If this is not true, a counter example would be great.
(NOTE: an original formulation of this question was answered by @Taroccoesbrocco, but I had forgotten to specify closed which is important for my situation).
Best Answer
The property you want to prove is false, unless you implicitly suppose more hypotheses that you should make explicit.
For instance, take the simply typed terms $x : \text{Int} \to \text{Int}$ and $y : \text{Int}$, for some distinct variables $x$ and $y$. Then, $xy: \text{Int}$ is a normal (with respect to $\beta$-reduction) simply typed term that contains an application, and whose simple type is ground (that is, not a function type).

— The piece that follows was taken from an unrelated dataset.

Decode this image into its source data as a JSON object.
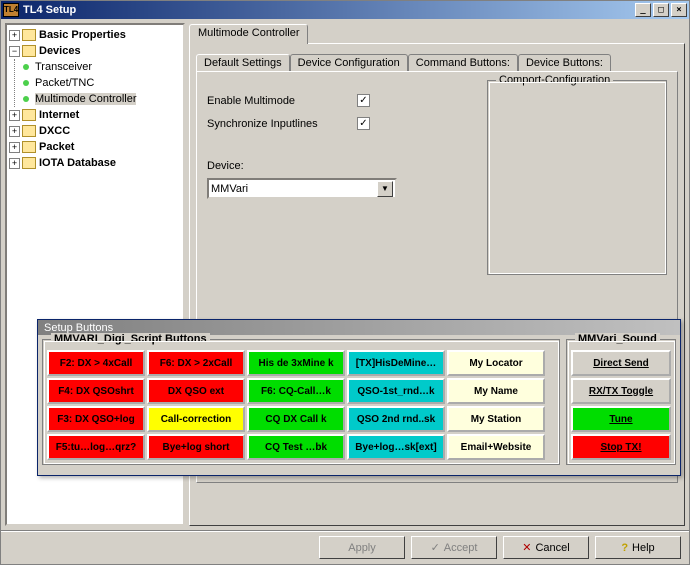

Could we weaken your statement by only demanding that the simply typed term does not contain any abstraction? No! A counterexample is the following: take the simply typed term $x : (\text{Int} \to \text{Int}) \to \text{Int}$ and $\lambda y^\text{Int}.y : \text{Int} \to \text{Int}$, for some variable $x$ and $y$. Then, $x(\lambda y.y): \text{Int}$ is a normal (with respect to $\beta$-reduction) simply typed term that contains an abstraction and whose simple type is ground.
Edit after the OP edited his question.
If you add the request that the simply typed term must be closed, then the property you are interested in (the $\beta$-normal form of every closed simply typed term of ground type does not contain any abstraction or application, that is, is a term constant) is true, provided that every term constant is typed with ground type (which is usually the case).
Indeed, it is easy to prove that every closed $\beta$-normal form is either an abstraction or a term constant (this is false if a constant can be typed with an arrow type). But abstractions cannot be of ground type, they are necessarily of arrow type. Hence, every closed simply typed $\beta$-normal form whose type is ground is a constant. To conclude (since the property talks about every simpled typed $\lambda$-term, not only the $\beta$-normal) just use strong normalization (as you correctly mentioned) and subject reduction (that is, if $M:\tau$ and $M \to_\beta N$, then $N : \tau$).